Furthermore, the women of the comedies make their own decisions and act as their own agents. They are, if not always the sole central characters, sharing the stage much more evenly, and they are certainly the characters whose decisions drive the plot in many of the comedies. They often act in defiance of men's wishes or of societal expectations, rather than succumbing. And, perhaps most importantly, they
live. Fiery and feisty and resilient, they
live. They survive shipwrecks, heartbreaks, wildernesses, outlaws, exiles, threats of execution -- and they go on to triumph. For this, I find the women of the comedies just plain more
interesting that the women of the tragedies. Shakespeare seems to give them a lot more credit.
So why don't we showcase Beatrice's wit to our high-schoolers? Viola's eloquence, Rosalind's spirit, Hermia and Helena's passions, Titania's magic, Kate's fire, Portia's cleverness? Why does our focus default to the male perspective?
I wonder if it has something to do with something that's more generally pervasive in our culture -- the notion that it's the male viewpoint that's considered universal.

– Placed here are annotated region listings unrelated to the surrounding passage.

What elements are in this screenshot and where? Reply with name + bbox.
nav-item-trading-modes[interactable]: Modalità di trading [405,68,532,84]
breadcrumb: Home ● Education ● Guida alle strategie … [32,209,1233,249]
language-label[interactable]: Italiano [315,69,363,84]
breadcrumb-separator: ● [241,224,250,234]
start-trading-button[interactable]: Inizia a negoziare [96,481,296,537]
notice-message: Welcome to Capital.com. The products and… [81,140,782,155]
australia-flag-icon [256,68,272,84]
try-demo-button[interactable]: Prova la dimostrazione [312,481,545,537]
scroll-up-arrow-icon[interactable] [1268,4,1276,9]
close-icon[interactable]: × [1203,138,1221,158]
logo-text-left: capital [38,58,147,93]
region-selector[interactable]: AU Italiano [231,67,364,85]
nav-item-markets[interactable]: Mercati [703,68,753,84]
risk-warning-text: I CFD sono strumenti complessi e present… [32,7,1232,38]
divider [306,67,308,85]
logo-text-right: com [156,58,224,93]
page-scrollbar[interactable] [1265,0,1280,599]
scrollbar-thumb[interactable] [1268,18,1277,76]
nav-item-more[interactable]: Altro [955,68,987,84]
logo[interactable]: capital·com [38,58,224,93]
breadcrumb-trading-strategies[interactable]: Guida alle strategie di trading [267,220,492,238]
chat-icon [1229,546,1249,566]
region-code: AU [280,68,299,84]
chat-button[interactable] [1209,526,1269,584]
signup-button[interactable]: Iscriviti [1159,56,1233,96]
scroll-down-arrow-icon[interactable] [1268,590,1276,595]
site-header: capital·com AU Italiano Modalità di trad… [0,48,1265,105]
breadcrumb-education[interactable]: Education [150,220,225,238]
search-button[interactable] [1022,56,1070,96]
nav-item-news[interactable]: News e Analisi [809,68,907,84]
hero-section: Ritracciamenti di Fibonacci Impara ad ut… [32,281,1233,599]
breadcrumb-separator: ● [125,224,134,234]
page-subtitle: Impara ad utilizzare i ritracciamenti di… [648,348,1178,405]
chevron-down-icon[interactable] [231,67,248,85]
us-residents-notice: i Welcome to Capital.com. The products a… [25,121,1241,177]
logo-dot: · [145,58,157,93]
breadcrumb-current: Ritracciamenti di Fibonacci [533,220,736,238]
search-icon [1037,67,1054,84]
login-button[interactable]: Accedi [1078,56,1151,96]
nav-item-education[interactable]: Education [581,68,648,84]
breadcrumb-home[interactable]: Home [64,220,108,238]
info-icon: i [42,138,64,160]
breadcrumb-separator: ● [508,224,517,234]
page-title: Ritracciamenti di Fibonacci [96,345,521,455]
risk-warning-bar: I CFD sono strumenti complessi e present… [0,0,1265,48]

This debate came up recently in the film world with Disney's decision first to
rebrand the film Rapunzel as Tangled, then to
stop making fairy tales all together, because they don't market as well to boys. Boys, after all, don't want to go see a movie about a girl, but girls will readily see movies about boys, so Disney's turning to the Pixar model of the male universal viewpoint. There was also a
minor hullabaloo in the literary world this past summer over the marginalization of female authors and female-dominated genres. Publishers and production companies routinely appeal to male readers and male audiences, despite that women go to more movies and purchase more books -- precisely because they know they can bank on the women turning up and forking over cash anyway. The bias continues to get validated.
So I don't think it's a stretch to suppose that this trend has carried over, even subconsciously, to how we teach Shakespeare and which of his plays we select. We can get a 16-year-old girl to consider Hamlet, to dig into his words and his psyche, even to identify with him and his struggle, but a 16-year-old boy is far less willing to extend that courtesy for Beatrice or Rosalind. Even within
Hamlet, I'm sure it holds true -- I'd love to hear from teachers about how many boys choose to write their essays on Ophelia or Gertrude, versus how many girls do. I know as a student in high school and college, I wrote my assignments on the female characters whenever possible, looking closely at Lady Macbeth's language, trying to coax out Gertrude's backbone, attempting to vindicate Goneril and Regan, positing Juliet as the far stronger character than Romeo -- not out of any desire to make a stand for feminism, but simply because those were the characters, the arcs, and the issues that most interested me. It would've been nice, however, to have had the opportunity to consider a female character who was
central, rather than marginal, who was the main focus of the play and the instigator of action, rather than a sidelined role.
The good news is that I don't appear to be alone in desiring an appeal on behalf of the comedies. A few of the teachers who replied to Duane's post say that, despite having been fed all the tragedies in their own high school years, they now turn to
Much Ado about Nothing,
The Taming of the Shrew,
The Merchant of Venice,
The Tempest, and
Twelfth Night, mixed in with the typical tragedies and a few histories. I'd be glad to see this turning of the tide as a continuing trend. Students should get a broader sampling of Shakespeare's works as early on as possible, and we should be celebrating Shakespeare's women as much as his men.